Drohungen und Beleidigungen, § 4a Abs. 2 Nr. 2 UWG

Nach Nr. § 4a Abs. 2 Nr. 2 UWG können drohende oder beleidigende Formulierungen oder Verhaltensweisen eine aggressive geschäftliche Handlung i.S.d. § 4a Abs. 1 UWG begründen. Drohungen und Beleidigungen können ausdrücklich oder konkludent erfolgen.

Unglückssituation ausnutzen, § 4a Abs. 2 Nr. 3 Var. 1 UWG

Das bewusste Ausnutzung von konkreten Unglückssituationen kann gem. § § 4a Abs. 2 Nr. 3 Var. 1 UWG ein unlauteres Verhalten darstellen.

Besondere Umstände ausnutzen, § 4a Abs. 2 Nr. 3 Var. 2 UWG

Das bewusste Ausnutzung von besonderen Umständen, d.h. Umständen von solcher Schwere, dass sie das Urteilsvermögen des Angesprochenen beeinträchtigen, kann gem. § 4a Abs. 2 Nr. 3 Var. 2 UWG zu einem Wettbewerbsverstoß führen. 

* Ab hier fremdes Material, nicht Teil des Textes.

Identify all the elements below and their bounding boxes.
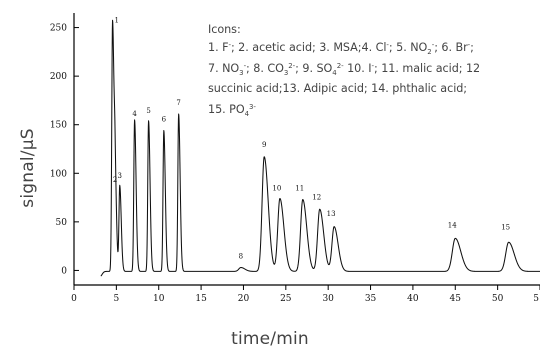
peak-label: 8 <box>239 253 243 261</box>
peak-label: 5 <box>146 107 150 115</box>
annotation-line-2: 7. NO3-; 8. CO32-; 9. SO42- 10. I-; 11. … <box>208 62 480 77</box>
peak-label: 9 <box>262 141 266 149</box>
annotation-1-sub-no2: 2 <box>427 48 431 56</box>
annotation-2-part-b: ; 8. CO <box>246 62 284 75</box>
annotation-1-sup-br: - <box>468 41 471 49</box>
annotation-4-part-a: 15. PO <box>208 103 245 116</box>
annotation-1-part-c: ; 5. NO <box>389 41 428 54</box>
peak-label: 12 <box>312 193 321 201</box>
x-tick-label: 25 <box>280 294 292 304</box>
peak-label: 4 <box>132 110 137 118</box>
peak-label: 1 <box>115 17 119 25</box>
x-tick-label: 40 <box>407 294 419 304</box>
annotation-2-sub-so4: 4 <box>332 69 337 77</box>
annotation-title: Icons: <box>208 23 241 36</box>
annotation-2-sup-i: - <box>372 62 375 70</box>
annotation-1-sup-cl: - <box>386 41 389 49</box>
peak-label: 7 <box>176 99 180 107</box>
y-axis-title: signal/μS <box>18 128 38 207</box>
y-tick-label: 100 <box>50 169 67 179</box>
annotation-1-part-d: ; 6. Br <box>434 41 468 54</box>
x-tick-label: 50 <box>492 294 504 304</box>
y-tick-label: 150 <box>50 121 67 131</box>
annotation-4-sub-po4: 4 <box>245 110 250 118</box>
x-tick-label: 0 <box>71 294 77 304</box>
y-tick-label: 0 <box>61 266 67 276</box>
peak-label: 13 <box>327 210 336 218</box>
annotation-2-part-e: ; 11. malic acid; 12 <box>374 62 480 75</box>
plot-layer <box>100 19 540 277</box>
annotation-1-part-b: ; 2. acetic acid; 3. MSA;4. Cl <box>231 41 386 54</box>
x-tick-label: 5 <box>533 294 539 304</box>
x-tick-label: 30 <box>322 294 334 304</box>
annotation-4-sup-po4: 3- <box>249 103 256 111</box>
peak-label: 14 <box>448 222 457 230</box>
chromatogram-trace <box>100 19 540 277</box>
annotation-2-part-a: 7. NO <box>208 62 239 75</box>
annotation-1-sup-no2: - <box>432 41 435 49</box>
x-tick-label: 20 <box>238 294 250 304</box>
annotation-1-sup-f: - <box>228 41 231 49</box>
annotation-2-sup-co3: 2- <box>288 62 295 70</box>
peak-label: 11 <box>295 185 304 193</box>
annotation-2-sub-no3: 3 <box>239 69 243 77</box>
annotation-line-3: succinic acid;13. Adipic acid; 14. phtha… <box>208 82 467 95</box>
annotation-1-part-e: ; <box>470 41 474 54</box>
y-tick-label: 250 <box>50 24 67 34</box>
annotation-line-1: 1. F-; 2. acetic acid; 3. MSA;4. Cl-; 5.… <box>208 41 474 56</box>
peak-label: 2 <box>113 176 117 184</box>
annotation-2-sub-co3: 3 <box>284 69 288 77</box>
peak-label: 6 <box>162 116 167 124</box>
x-tick-label: 5 <box>113 294 119 304</box>
x-tick-label: 10 <box>153 294 165 304</box>
legend-annotation: Icons: 1. F-; 2. acetic acid; 3. MSA;4. … <box>208 23 480 118</box>
annotation-line-4: 15. PO43- <box>208 103 256 118</box>
annotation-2-sup-so4: 2- <box>337 62 344 70</box>
peak-label: 10 <box>272 185 281 193</box>
x-tick-label: 35 <box>365 294 377 304</box>
y-tick-label: 200 <box>50 72 67 82</box>
peak-label: 15 <box>501 224 510 232</box>
annotation-2-part-c: ; 9. SO <box>295 62 332 75</box>
annotation-2-sup-no3: - <box>244 62 247 70</box>
annotation-2-part-d: 10. I <box>344 62 372 75</box>
x-tick-label: 15 <box>195 294 207 304</box>
x-tick-label: 45 <box>450 294 462 304</box>
y-tick-label: 50 <box>56 218 68 228</box>
peak-label: 3 <box>118 172 122 180</box>
x-axis-title: time/min <box>231 329 309 349</box>
annotation-1-part-a: 1. F <box>208 41 228 54</box>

Alter ausnutzen, § 4a Abs. 2 S. 2 UWG

Das Ausnutzen des Alters kann gem. § 4a Abs. 2 S. 2 UWG zur Unlauterkeit einer geschäftlichen Handlung führen. Der Umstand des Alters kann dabei vor allem in zwei Richtungen ausgenutzt werden: einerseits durch geschäftliche Handlungen, die sich an sehr junge Adressaten richten, andererseits durch besonders alte Adressaten als Zielgruppe. 

Geschäftliche Unerfahrenheit ausnutzen, § 4a Abs. 2 S. 2 UWG

Wird die geschäftliche Unerfahrenheit (einschließlich der Rechtsunkenntnis) durch einen Unternehmer ausgenutzt, kann dies zu einem Wettbewerbsverstoß führen, vgl. § 4a Abs. 2 S. 2 UWG.